The Alpha Magnetic Spectrometer (AMS) Collaboration celebrates the fifth anniversary of the International Space Station (ISS) experiment and summarizes its major scientific achievements.

The AMS (shown in Figure 1) is the most sensitive particle detector ever deployed in space and opens an exciting new frontier in physics. As a magnetic spectrometer, AMS is unique in studying charged particles and nuclei in the universe before they are annihilated in Earth’s atmosphere. Its long time in space, large aperture, built-in redundant systems, and careful calibration on a test beam at CERN provide improvements in measurement accuracy of up to ~1%. The first five years of AMS data on the ISS are beginning to unlock the mysteries of space.

Since its installation on the ISS in May 2011, AMS has collected data from more than 90 billion cosmic rays with energies up to several TeV and published its main physical results in Physical Review Letters.

About cosmic rays

Primary cosmic rays, which are the products of supernova explosions, can travel millions of years through the galaxy before reaching the AMS. Secondary cosmic rays are produced by the interaction of primary cosmic rays with the interstellar medium. The AMS, located on the ISS, studies cosmic rays passing through its precision detectors, determining the charge, energy, and momentum of the particles to understand dark matter, the existence of complex antimatter in space, the properties of primary and secondary cosmic rays, and new unexpected phenomena.

There are many kinds of charged elementary particles, but only four of them – electrons, protons, positrons, and antiprotons – have infinite lifetimes, allowing them to travel through space indefinitely. Electrons and positrons, having less mass compared to protons and antiprotons, lose more energy in the galactic magnetic field due to synchrotron radiation.

Key findings

Recent decades have generated a great deal of interest in understanding the nature of dark matter. When dark matter particles collide, energy is released and transformed into ordinary particles such as positrons and antiprotons. Characteristic of dark matter is an increase in flux with energy and then a sharp drop on the dark matter mass, as well as an isotropic distribution of the arrival directions of excess positrons and antiprotons.

Figure 4 shows the latest AMS results for the positron flux. After rising from 8 GeV above the expected level from cosmic ray collisions, the spectrum shows a sharp drop at high energies, which is exactly in line with the predictions of dark matter models with ~1 TeV masses. This is of great interest to physicists, although there is an alternative suggestion that this spectrum behavior may be caused by new astrophysical phenomena such as pulsars.

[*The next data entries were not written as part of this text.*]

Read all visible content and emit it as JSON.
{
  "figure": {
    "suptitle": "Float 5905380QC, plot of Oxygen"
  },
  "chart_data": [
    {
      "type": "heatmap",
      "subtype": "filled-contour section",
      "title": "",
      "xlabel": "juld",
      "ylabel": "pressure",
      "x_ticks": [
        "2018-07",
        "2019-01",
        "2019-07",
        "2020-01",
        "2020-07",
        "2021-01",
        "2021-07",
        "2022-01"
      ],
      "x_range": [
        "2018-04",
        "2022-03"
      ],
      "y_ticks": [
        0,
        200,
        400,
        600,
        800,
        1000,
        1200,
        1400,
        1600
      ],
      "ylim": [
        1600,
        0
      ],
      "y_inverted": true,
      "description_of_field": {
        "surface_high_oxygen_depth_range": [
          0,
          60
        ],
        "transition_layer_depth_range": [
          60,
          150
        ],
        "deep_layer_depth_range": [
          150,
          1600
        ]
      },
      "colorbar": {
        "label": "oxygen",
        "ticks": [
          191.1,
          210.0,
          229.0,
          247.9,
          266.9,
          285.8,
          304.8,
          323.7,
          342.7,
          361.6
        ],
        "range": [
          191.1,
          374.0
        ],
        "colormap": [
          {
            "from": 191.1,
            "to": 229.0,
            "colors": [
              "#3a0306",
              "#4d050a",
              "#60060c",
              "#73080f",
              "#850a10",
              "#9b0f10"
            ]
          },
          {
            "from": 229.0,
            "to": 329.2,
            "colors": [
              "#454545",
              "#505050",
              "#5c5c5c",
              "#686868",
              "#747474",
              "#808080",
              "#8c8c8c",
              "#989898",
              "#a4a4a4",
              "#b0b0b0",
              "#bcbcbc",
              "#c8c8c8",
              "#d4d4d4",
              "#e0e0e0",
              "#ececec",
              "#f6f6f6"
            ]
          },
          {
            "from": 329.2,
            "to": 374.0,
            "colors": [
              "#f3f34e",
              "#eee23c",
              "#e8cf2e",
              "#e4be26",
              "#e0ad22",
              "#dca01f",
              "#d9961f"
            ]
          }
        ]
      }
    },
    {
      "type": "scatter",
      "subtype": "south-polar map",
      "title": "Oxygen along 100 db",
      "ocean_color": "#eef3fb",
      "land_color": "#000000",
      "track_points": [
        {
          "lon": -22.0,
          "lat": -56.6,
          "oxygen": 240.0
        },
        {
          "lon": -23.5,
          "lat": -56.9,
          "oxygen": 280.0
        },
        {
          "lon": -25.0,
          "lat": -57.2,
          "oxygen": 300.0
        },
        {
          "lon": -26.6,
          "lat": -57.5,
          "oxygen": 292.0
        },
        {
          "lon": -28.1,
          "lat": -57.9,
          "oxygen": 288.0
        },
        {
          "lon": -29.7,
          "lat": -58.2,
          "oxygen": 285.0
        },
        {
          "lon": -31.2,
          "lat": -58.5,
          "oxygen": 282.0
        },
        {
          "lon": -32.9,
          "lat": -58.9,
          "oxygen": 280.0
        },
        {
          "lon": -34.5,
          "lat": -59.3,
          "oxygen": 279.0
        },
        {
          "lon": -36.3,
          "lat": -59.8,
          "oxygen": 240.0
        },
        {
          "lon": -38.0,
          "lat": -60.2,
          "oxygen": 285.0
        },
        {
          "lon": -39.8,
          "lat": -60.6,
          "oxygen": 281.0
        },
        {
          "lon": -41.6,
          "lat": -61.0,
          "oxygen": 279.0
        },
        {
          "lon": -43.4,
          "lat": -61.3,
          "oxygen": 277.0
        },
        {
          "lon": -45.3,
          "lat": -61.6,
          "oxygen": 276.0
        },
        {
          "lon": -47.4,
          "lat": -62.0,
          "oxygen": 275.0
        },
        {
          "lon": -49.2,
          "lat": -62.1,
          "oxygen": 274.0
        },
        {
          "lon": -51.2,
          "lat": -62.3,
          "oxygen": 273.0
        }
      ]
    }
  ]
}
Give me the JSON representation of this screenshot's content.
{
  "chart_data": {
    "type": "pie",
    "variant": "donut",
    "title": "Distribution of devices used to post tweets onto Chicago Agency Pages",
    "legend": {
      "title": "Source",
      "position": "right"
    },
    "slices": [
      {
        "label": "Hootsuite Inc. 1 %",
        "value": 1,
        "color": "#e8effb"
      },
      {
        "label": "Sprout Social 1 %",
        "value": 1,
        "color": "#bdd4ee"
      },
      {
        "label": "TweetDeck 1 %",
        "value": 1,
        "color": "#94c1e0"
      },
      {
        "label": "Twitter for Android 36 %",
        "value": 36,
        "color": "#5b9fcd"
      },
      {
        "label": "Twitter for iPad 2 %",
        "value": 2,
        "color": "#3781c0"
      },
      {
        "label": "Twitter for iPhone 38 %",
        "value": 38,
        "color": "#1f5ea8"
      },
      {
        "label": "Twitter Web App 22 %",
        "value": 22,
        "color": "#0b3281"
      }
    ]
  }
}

AMS has also studied the ratio of antiprotons to protons. The excess of antiprotons observed by AMS cannot be easily explained by pulsars, but can be explained by dark matter collisions or new astrophysical models. Antiprotons are very rare in space: there are 10,000 protons per antiproton, so an accurate experiment requires a one-in-a-million background selection. Over five years, AMS collected a clean sample of 349,000 antiprotons, of which 2,200 had energies above 100 billion electron volts. Experimental data on antiprotons in cosmic rays are critical to understanding their origin and new physical phenomena.

Nuclei Survey

AMS includes seven instruments for the independent identification of various elementary particles and nuclei. Helium, lithium, carbon, oxygen, and heavier nuclei up to iron have been studied by AMS. Helium, carbon, and oxygen are thought to be produced directly from primary sources in supernova remnants, while lithium, beryllium, and boron are produced by collisions of primary cosmic rays with the interstellar medium.

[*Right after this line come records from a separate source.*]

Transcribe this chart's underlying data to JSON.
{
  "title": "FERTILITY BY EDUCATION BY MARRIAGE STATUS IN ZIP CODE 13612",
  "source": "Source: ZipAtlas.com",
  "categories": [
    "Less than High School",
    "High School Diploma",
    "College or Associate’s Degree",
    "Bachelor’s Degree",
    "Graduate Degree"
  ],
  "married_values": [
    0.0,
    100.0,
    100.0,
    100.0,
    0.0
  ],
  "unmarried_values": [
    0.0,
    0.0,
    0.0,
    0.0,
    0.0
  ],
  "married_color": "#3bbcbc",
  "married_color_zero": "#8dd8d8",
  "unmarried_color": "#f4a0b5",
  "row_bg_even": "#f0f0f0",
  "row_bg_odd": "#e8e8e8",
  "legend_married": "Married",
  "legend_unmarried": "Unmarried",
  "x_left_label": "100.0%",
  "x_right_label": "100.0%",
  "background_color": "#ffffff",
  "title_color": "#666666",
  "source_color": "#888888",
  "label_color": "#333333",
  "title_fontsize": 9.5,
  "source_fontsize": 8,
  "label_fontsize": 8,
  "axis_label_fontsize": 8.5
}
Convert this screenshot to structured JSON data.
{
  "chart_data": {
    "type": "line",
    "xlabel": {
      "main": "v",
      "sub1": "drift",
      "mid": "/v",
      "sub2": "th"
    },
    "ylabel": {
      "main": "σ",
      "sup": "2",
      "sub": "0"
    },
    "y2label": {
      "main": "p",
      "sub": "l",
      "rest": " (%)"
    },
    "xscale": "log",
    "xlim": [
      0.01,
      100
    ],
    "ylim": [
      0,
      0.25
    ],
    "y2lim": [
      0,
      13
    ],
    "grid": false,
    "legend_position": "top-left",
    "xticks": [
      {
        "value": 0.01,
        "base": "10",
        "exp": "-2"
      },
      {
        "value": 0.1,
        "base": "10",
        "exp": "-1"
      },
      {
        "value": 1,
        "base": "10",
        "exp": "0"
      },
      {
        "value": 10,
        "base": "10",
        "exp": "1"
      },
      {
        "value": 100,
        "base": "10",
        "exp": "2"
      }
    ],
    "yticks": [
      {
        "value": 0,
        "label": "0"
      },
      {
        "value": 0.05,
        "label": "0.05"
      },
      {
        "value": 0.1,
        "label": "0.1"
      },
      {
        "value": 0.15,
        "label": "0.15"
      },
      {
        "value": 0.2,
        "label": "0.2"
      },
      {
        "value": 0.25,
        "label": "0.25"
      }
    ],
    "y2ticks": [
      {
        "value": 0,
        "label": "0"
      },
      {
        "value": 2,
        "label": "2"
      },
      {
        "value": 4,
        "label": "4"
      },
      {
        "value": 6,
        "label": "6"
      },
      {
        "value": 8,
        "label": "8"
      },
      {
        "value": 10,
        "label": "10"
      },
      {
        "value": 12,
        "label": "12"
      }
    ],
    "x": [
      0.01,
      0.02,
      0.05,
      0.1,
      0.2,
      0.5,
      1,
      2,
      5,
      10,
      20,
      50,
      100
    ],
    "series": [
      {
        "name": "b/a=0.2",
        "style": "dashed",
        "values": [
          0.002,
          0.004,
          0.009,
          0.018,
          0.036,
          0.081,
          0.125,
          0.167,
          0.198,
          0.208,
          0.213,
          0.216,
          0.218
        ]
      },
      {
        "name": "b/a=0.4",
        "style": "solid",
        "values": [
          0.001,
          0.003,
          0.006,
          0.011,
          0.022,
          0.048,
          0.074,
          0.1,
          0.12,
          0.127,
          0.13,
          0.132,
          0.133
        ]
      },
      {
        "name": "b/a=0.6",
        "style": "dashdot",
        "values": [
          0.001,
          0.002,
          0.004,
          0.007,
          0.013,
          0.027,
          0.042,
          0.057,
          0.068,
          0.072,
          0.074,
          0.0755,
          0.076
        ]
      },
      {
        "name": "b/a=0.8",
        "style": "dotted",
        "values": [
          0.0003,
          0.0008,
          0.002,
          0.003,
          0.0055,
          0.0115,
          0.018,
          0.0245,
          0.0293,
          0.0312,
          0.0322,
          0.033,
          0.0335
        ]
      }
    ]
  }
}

The ratio of secondary to primary cosmic ray fluxes, such as boron and carbon, provides information on the distribution and average amount of interstellar matter (ISM) through which cosmic rays pass in the galaxy. Surprisingly, the B/C (boron/carbon) ratio shows no significant structures, which contradicts many cosmic ray models.

The mystery of antigelium

The origin of the Universe as a result of the Big Bang requires equal amounts of matter and antimatter at the beginning. The search for an explanation for the absence of antimatter in complex form is known as baryogenesis. Despite considerable experimental effort, no evidence for strong symmetry breaking or proton decay has been found. The observation of a single antigelium event in cosmic rays is of great significance.

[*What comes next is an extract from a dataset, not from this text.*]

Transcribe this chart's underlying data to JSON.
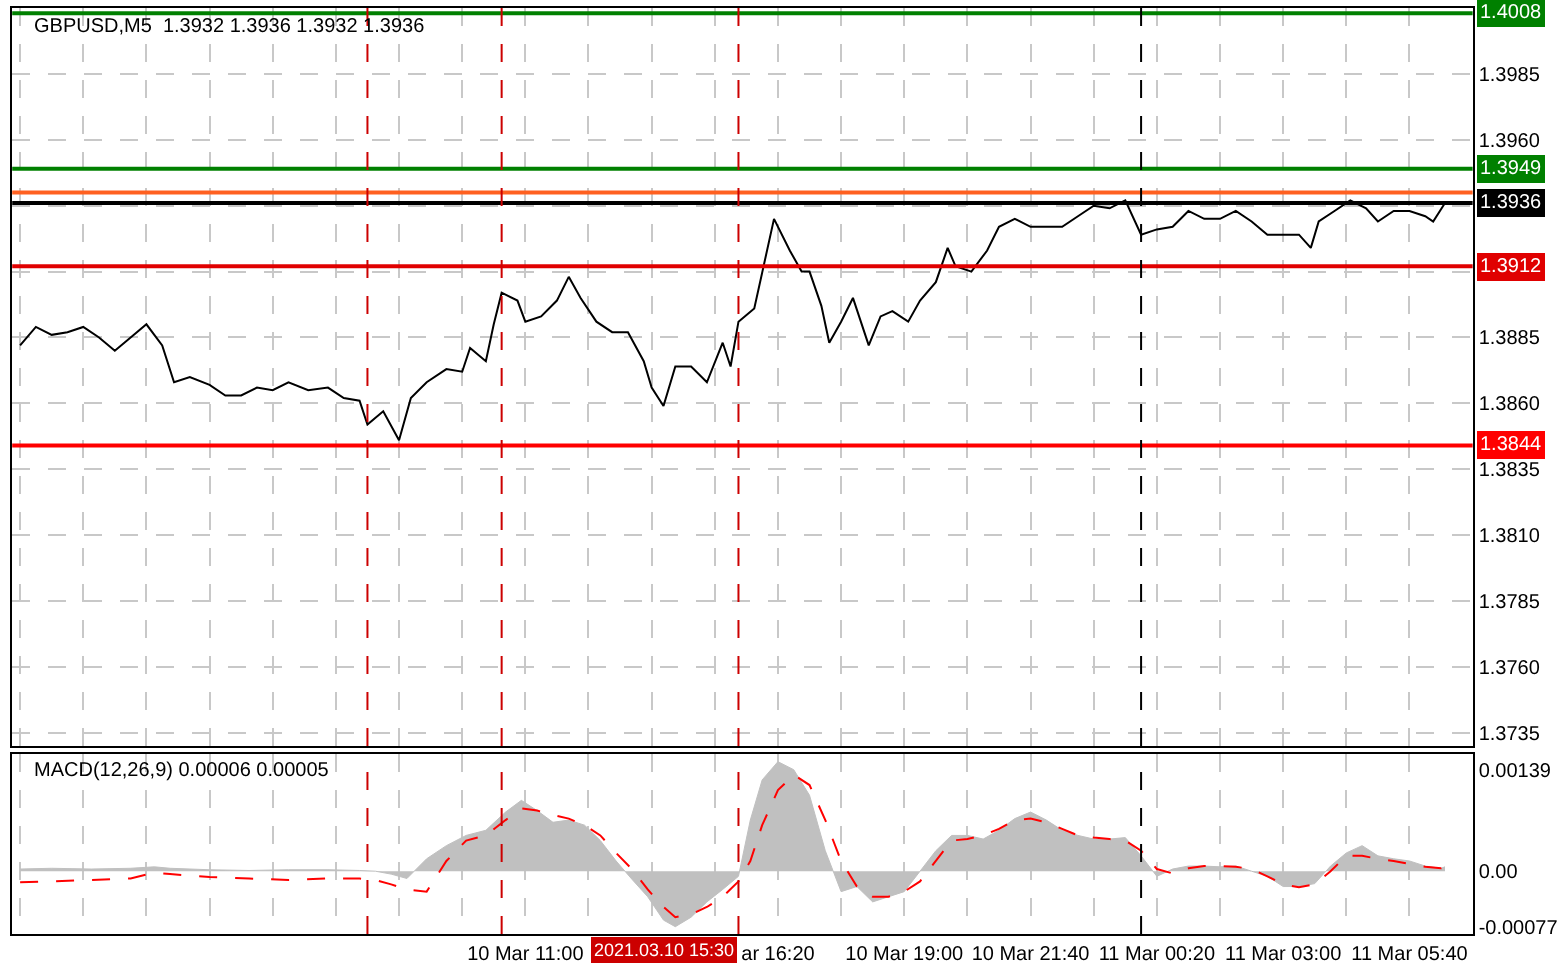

In five years, the AMS has collected 3.7 billion helium events (charge Z = +2). To date, several events with Z = -2 and a mass similar to 3He have been observed. At a rate of about one antigelium candidate per year and a necessary signal/background rejection rate of one in a billion, a detailed understanding of the instrument is required. In the coming years, with the increasing amount of data, one of the main challenges will be to establish the origin of events with Z = -2.